Executed at Tyburn, 28th of April, 1760 for robbing his Master
MR LLOYD was an eminent merchant, and lived in Devonshire Square, Bishopsgate Street, London. He kept his carriage, and hired Tilling as his coachman.
On the 19th of February, 1760, at four o'clock in the morning, Mr Lloyd was disturbed from sleep by a noise in his house; and he presently saw a man at his bedside, with a lantern and a pistol in his hands. He presented the latter to Mr Lloyd's head, and demanded the keys of his escritoire, threatening him with instant death if he refused. Having received them, he told the owner that, in case of his calling out, or even moving, he had left a guard who would dispatch him. This was the confederate villain, the coachman, who kept himself in the background, that his master should not know him.
This singular robber then went downstairs and opened the money drawer, which contained a considerable sum. With this he returned to Mr Lloyd and said: "You see, sir, I have only taken the money out of your escritoire; your plate, watch, or anything else I have not meddled with; and as to the little cash in your pocket, I scorn to meddle with it." The thieves then made their escape.
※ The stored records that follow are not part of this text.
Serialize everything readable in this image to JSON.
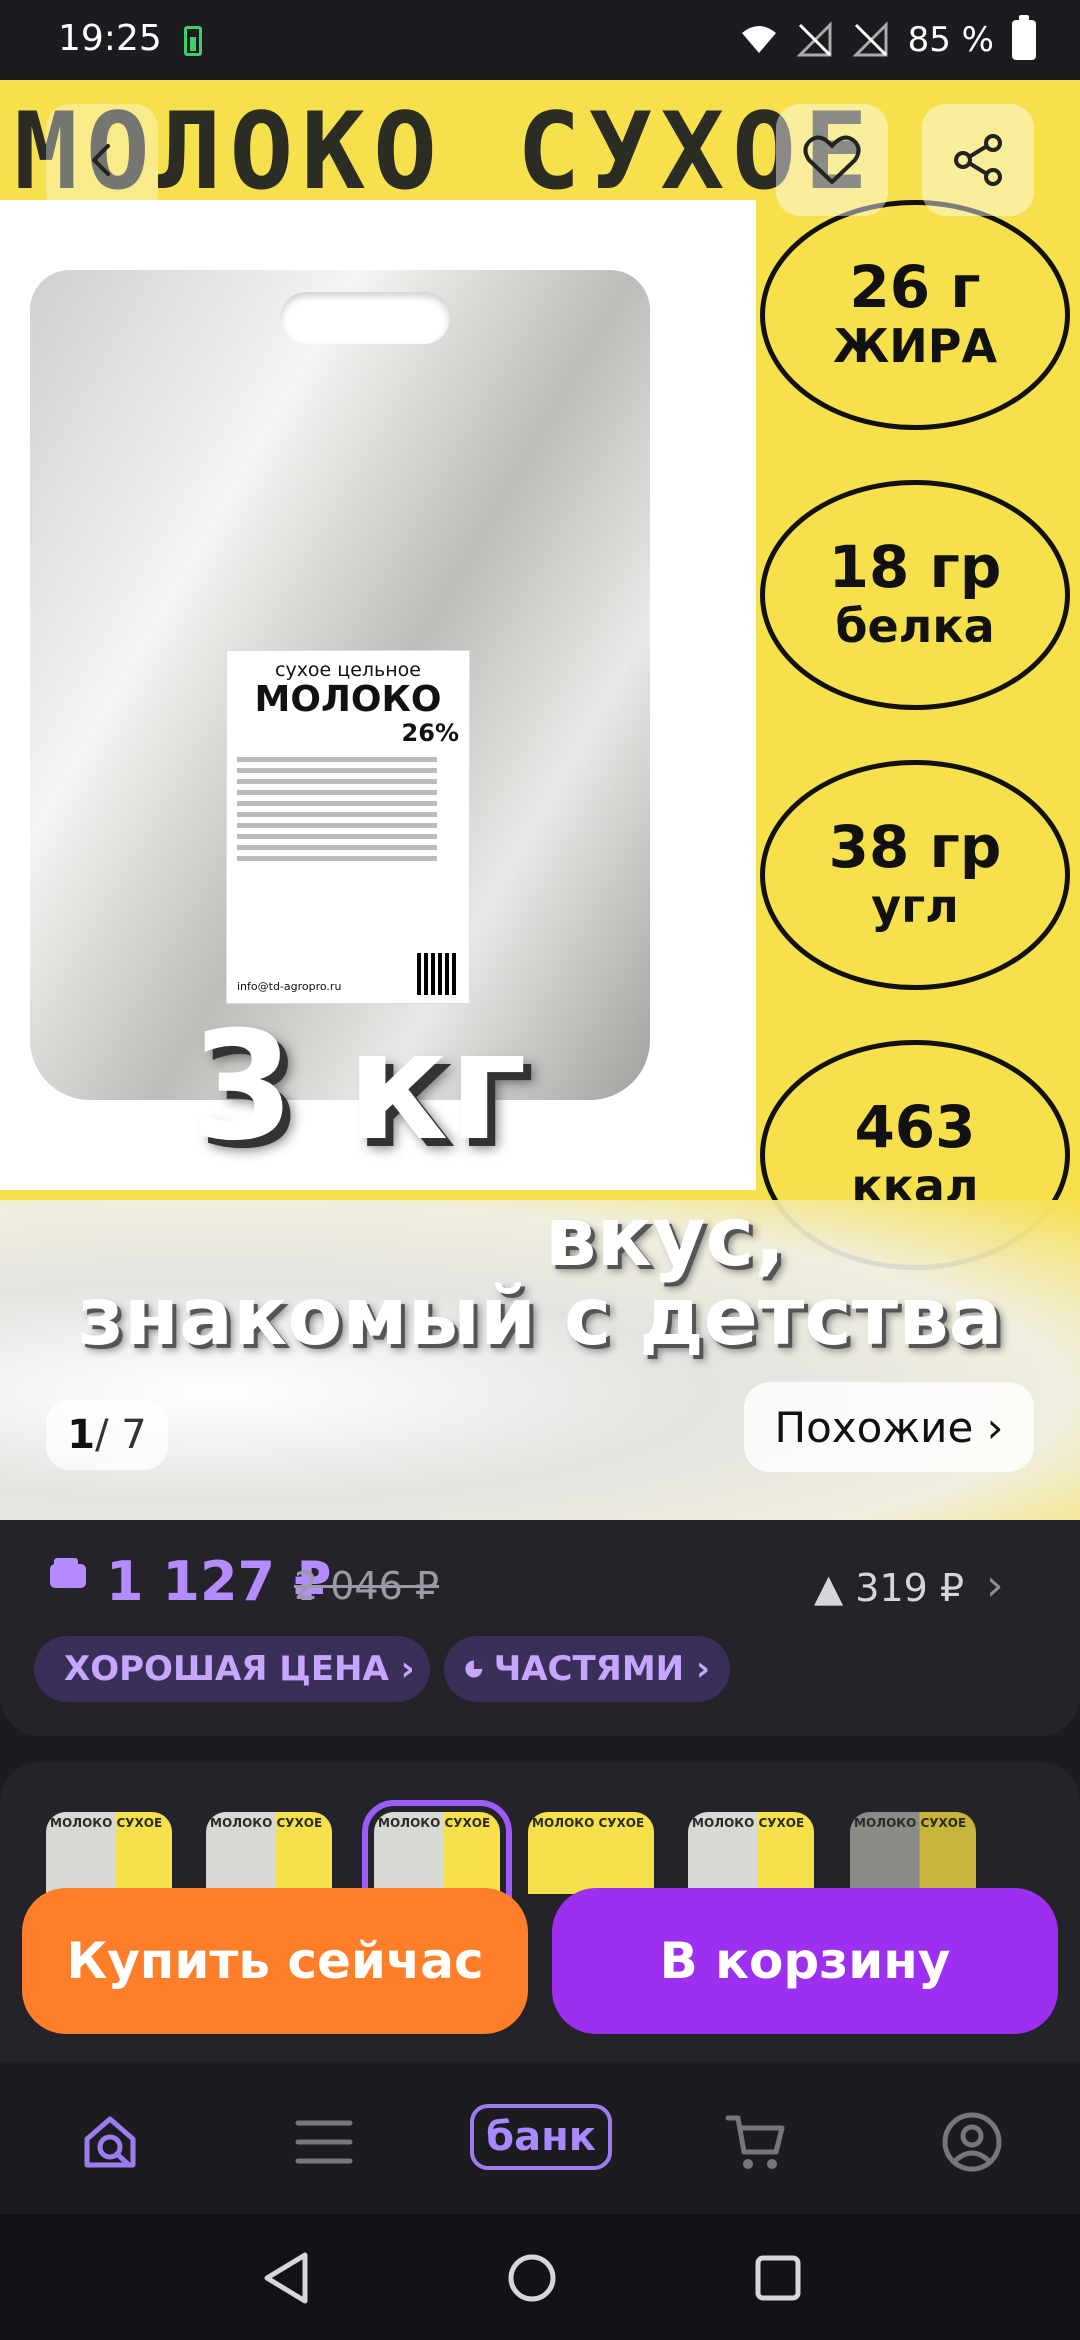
{
  "status_bar": {
    "time": "19:25",
    "battery_percent": "85 %"
  },
  "hero": {
    "title": "МОЛОКО СУХОЕ",
    "label_subtitle": "сухое цельное",
    "label_title": "МОЛОКО",
    "label_percent": "26%",
    "label_email": "info@td-agropro.ru",
    "weight": "3 кг",
    "badges": [
      {
        "line1": "26 г",
        "line2": "ЖИРА"
      },
      {
        "line1": "18 гр",
        "line2": "белка"
      },
      {
        "line1": "38 гр",
        "line2": "угл"
      },
      {
        "line1": "463",
        "line2": "ккал"
      }
    ],
    "slogan_line1": "вкус,",
    "slogan_line2": "знакомый с детства",
    "counter_current": "1",
    "counter_total": "/ 7",
    "similar_label": "Похожие ›"
  },
  "price": {
    "current": "1 127 ₽",
    "old": "2 046 ₽",
    "diff": "▲ 319 ₽",
    "chip_good_price": "ХОРОШАЯ ЦЕНА ›",
    "chip_installments": "ЧАСТЯМИ ›"
  },
  "thumbnails": [
    {
      "label": "МОЛОКО СУХОЕ"
    },
    {
      "label": "МОЛОКО СУХОЕ"
    },
    {
      "label": "МОЛОКО СУХОЕ"
    },
    {
      "label": "МОЛОКО СУХОЕ"
    },
    {
      "label": "МОЛОКО СУХОЕ"
    },
    {
      "label": "МОЛОКО СУХОЕ"
    }
  ],
  "actions": {
    "buy_now": "Купить сейчас",
    "add_to_cart": "В корзину"
  },
  "bottom_nav": {
    "bank_label": "банк",
    "items": [
      "search-home-icon",
      "catalog-menu-icon",
      "bank",
      "cart-icon",
      "profile-icon"
    ]
  },
  "colors": {
    "accent_purple": "#9d2ff0",
    "accent_orange": "#ff7e2a",
    "price_purple": "#b58cff",
    "hero_yellow": "#f6e04c"
  }
}
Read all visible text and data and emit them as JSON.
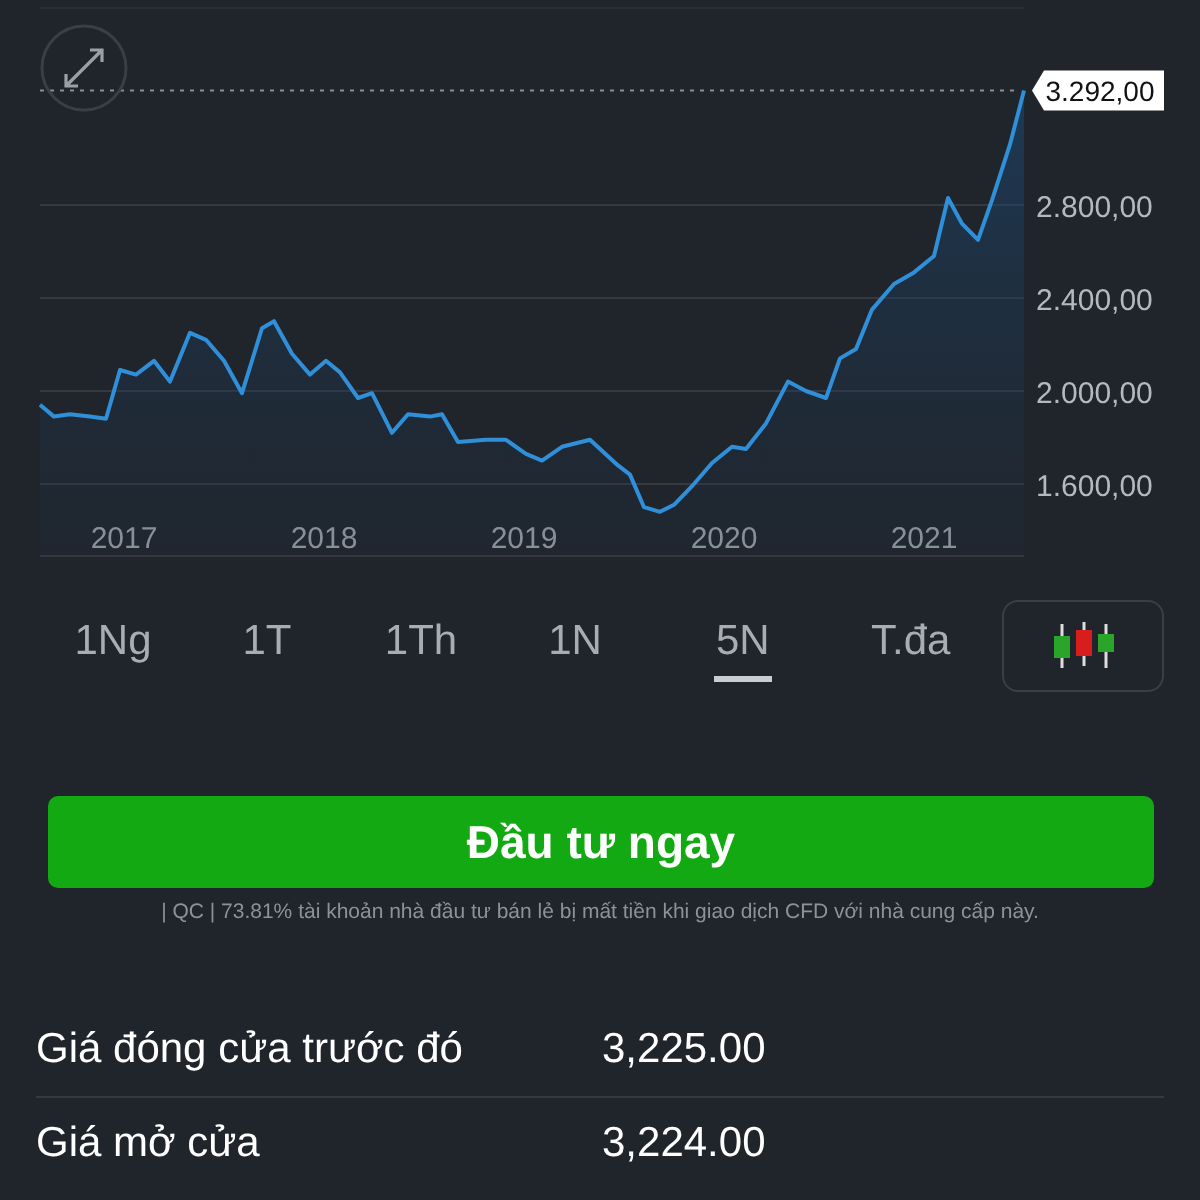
{
  "chart": {
    "chart_data": {
      "type": "area",
      "grid": true,
      "x": [
        2016.58,
        2016.65,
        2016.73,
        2016.83,
        2016.91,
        2016.98,
        2017.06,
        2017.15,
        2017.23,
        2017.33,
        2017.41,
        2017.5,
        2017.59,
        2017.69,
        2017.75,
        2017.84,
        2017.93,
        2018.01,
        2018.08,
        2018.17,
        2018.24,
        2018.34,
        2018.42,
        2018.53,
        2018.59,
        2018.67,
        2018.81,
        2018.91,
        2019.01,
        2019.09,
        2019.19,
        2019.33,
        2019.47,
        2019.53,
        2019.6,
        2019.68,
        2019.75,
        2019.84,
        2019.94,
        2020.04,
        2020.11,
        2020.21,
        2020.32,
        2020.41,
        2020.51,
        2020.58,
        2020.66,
        2020.74,
        2020.85,
        2020.95,
        2021.05,
        2021.12,
        2021.19,
        2021.27,
        2021.34,
        2021.43,
        2021.5
      ],
      "series": [
        {
          "color": "#2f8fd8",
          "values": [
            1940,
            1890,
            1900,
            1890,
            1880,
            2090,
            2070,
            2130,
            2040,
            2250,
            2220,
            2130,
            1990,
            2270,
            2300,
            2160,
            2070,
            2130,
            2080,
            1970,
            1990,
            1820,
            1900,
            1890,
            1900,
            1780,
            1790,
            1790,
            1730,
            1700,
            1760,
            1790,
            1680,
            1640,
            1500,
            1480,
            1510,
            1590,
            1690,
            1760,
            1750,
            1860,
            2040,
            2000,
            1970,
            2140,
            2180,
            2350,
            2460,
            2510,
            2580,
            2830,
            2720,
            2650,
            2820,
            3060,
            3292
          ]
        }
      ],
      "xticks": [
        {
          "value": 2017,
          "label": "2017"
        },
        {
          "value": 2018,
          "label": "2018"
        },
        {
          "value": 2019,
          "label": "2019"
        },
        {
          "value": 2020,
          "label": "2020"
        },
        {
          "value": 2021,
          "label": "2021"
        }
      ],
      "yticks": [
        {
          "value": 1600,
          "label": "1.600,00"
        },
        {
          "value": 2000,
          "label": "2.000,00"
        },
        {
          "value": 2400,
          "label": "2.400,00"
        },
        {
          "value": 2800,
          "label": "2.800,00"
        }
      ],
      "xlim": [
        2016.58,
        2021.5
      ],
      "ylim": [
        1290,
        3647
      ],
      "ref_lines": [
        {
          "axis": "y",
          "value": 3292,
          "label": "3.292,00"
        }
      ]
    }
  },
  "periods": [
    {
      "label": "1Ng",
      "selected": false
    },
    {
      "label": "1T",
      "selected": false
    },
    {
      "label": "1Th",
      "selected": false
    },
    {
      "label": "1N",
      "selected": false
    },
    {
      "label": "5N",
      "selected": true
    },
    {
      "label": "T.đa",
      "selected": false
    }
  ],
  "invest_button": "Đầu tư ngay",
  "disclaimer": "| QC | 73.81% tài khoản nhà đầu tư bán lẻ bị mất tiền khi giao dịch CFD với nhà cung cấp này.",
  "stats": [
    {
      "label": "Giá đóng cửa trước đó",
      "value": "3,225.00"
    },
    {
      "label": "Giá mở cửa",
      "value": "3,224.00"
    }
  ]
}
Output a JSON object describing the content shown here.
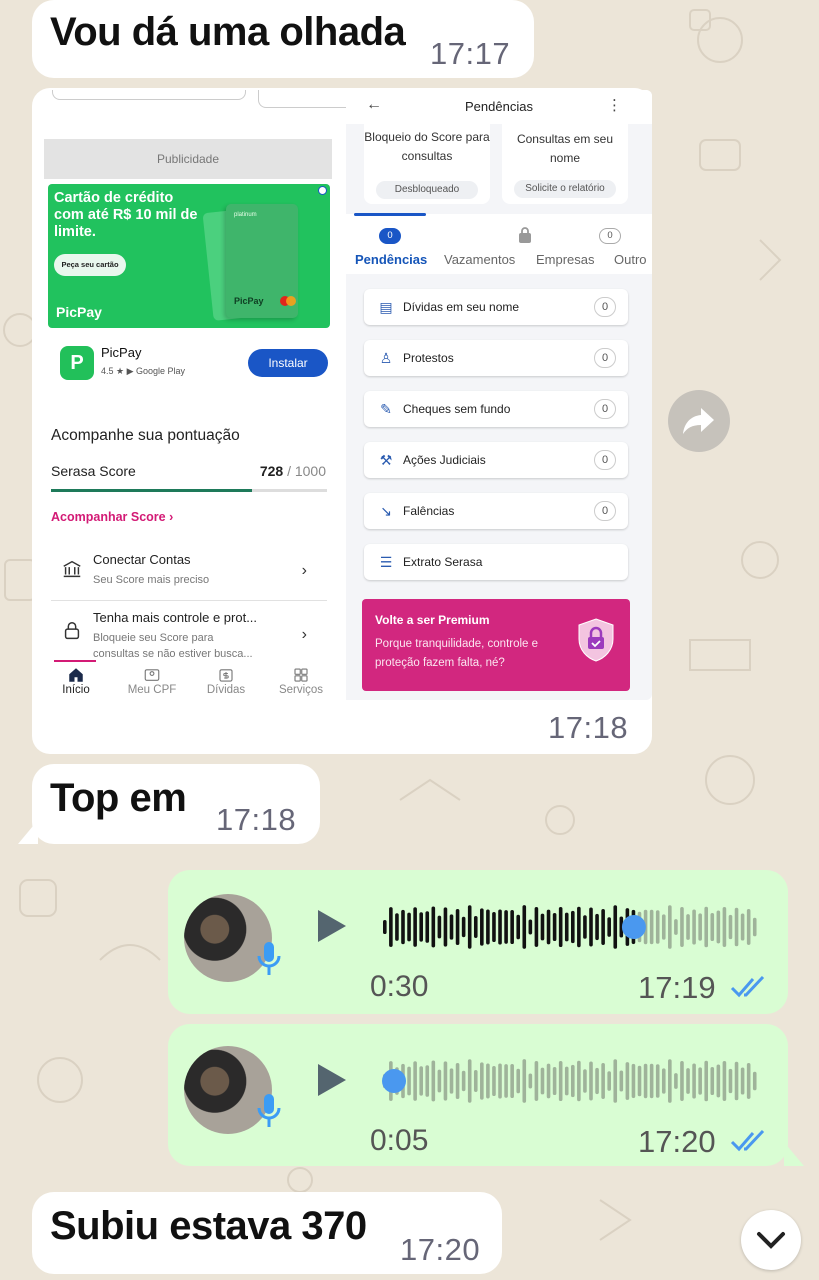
{
  "colors": {
    "incoming_bubble": "#ffffff",
    "outgoing_bubble": "#d9fdd3",
    "read_ticks": "#4a98ef",
    "chat_bg": "#ece5d8"
  },
  "messages": [
    {
      "type": "text",
      "direction": "in",
      "text": "Vou dá uma olhada",
      "time": "17:17"
    },
    {
      "type": "image",
      "direction": "in",
      "time": "17:18"
    },
    {
      "type": "text",
      "direction": "in",
      "text": "Top em",
      "time": "17:18"
    },
    {
      "type": "voice",
      "direction": "out",
      "duration": "0:30",
      "time": "17:19",
      "progress": 0.67
    },
    {
      "type": "voice",
      "direction": "out",
      "duration": "0:05",
      "time": "17:20",
      "progress": 0.0
    },
    {
      "type": "text",
      "direction": "in",
      "text": "Subiu estava 370",
      "time": "17:20"
    }
  ],
  "screenshot": {
    "left": {
      "ad_label": "Publicidade",
      "ad_headline": "Cartão de crédito com até R$ 10 mil de limite.",
      "ad_button": "Peça seu cartão",
      "ad_brand": "PicPay",
      "card_label": "platinum",
      "card_brand": "PicPay",
      "app_icon_glyph": "P",
      "app_name": "PicPay",
      "app_rating": "4.5 ★  ▶ Google Play",
      "install_button": "Instalar",
      "section_title": "Acompanhe sua pontuação",
      "score_label": "Serasa Score",
      "score_value": "728",
      "score_max": "/ 1000",
      "score_fraction": 0.728,
      "score_link": "Acompanhar Score ›",
      "rows": [
        {
          "title": "Conectar Contas",
          "subtitle": "Seu Score mais preciso",
          "chevron": "›"
        },
        {
          "title": "Tenha mais controle e prot...",
          "subtitle": "Bloqueie seu Score para",
          "subtitle2": "consultas se não estiver busca...",
          "chevron": "›"
        }
      ],
      "nav": [
        {
          "label": "Início",
          "icon": "home-icon"
        },
        {
          "label": "Meu CPF",
          "icon": "id-card-icon"
        },
        {
          "label": "Dívidas",
          "icon": "debts-icon"
        },
        {
          "label": "Serviços",
          "icon": "grid-icon"
        }
      ]
    },
    "right": {
      "back_glyph": "←",
      "title": "Pendências",
      "menu_glyph": "⋮",
      "card_a_title": "Bloqueio do Score para consultas",
      "card_a_pill": "Desbloqueado",
      "card_b_title": "Consultas em seu nome",
      "card_b_pill": "Solicite o relatório",
      "tabs": [
        {
          "label": "Pendências",
          "badge": "0"
        },
        {
          "label": "Vazamentos",
          "badge": ""
        },
        {
          "label": "Empresas",
          "badge": "0"
        },
        {
          "label": "Outro",
          "badge": "0"
        }
      ],
      "items": [
        {
          "label": "Dívidas em seu nome",
          "count": "0"
        },
        {
          "label": "Protestos",
          "count": "0"
        },
        {
          "label": "Cheques sem fundo",
          "count": "0"
        },
        {
          "label": "Ações Judiciais",
          "count": "0"
        },
        {
          "label": "Falências",
          "count": "0"
        },
        {
          "label": "Extrato Serasa",
          "count": ""
        }
      ],
      "premium_title": "Volte a ser Premium",
      "premium_text": "Porque tranquilidade, controle e proteção fazem falta, né?"
    }
  }
}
Suspicious circumstances being against Tilling, he was apprehended, and brought before the Lord Mayor, who committed him for a second examination.
Upon being again brought up, he confessed to his lordship the robbery above described; and further, that he had robbed Mr Hayward and two other gentlemen, but denied a mail robbery, of which he was also suspected.
He was brought to trial at the next sessions at the Old Bailey, convicted, and received sentence of death.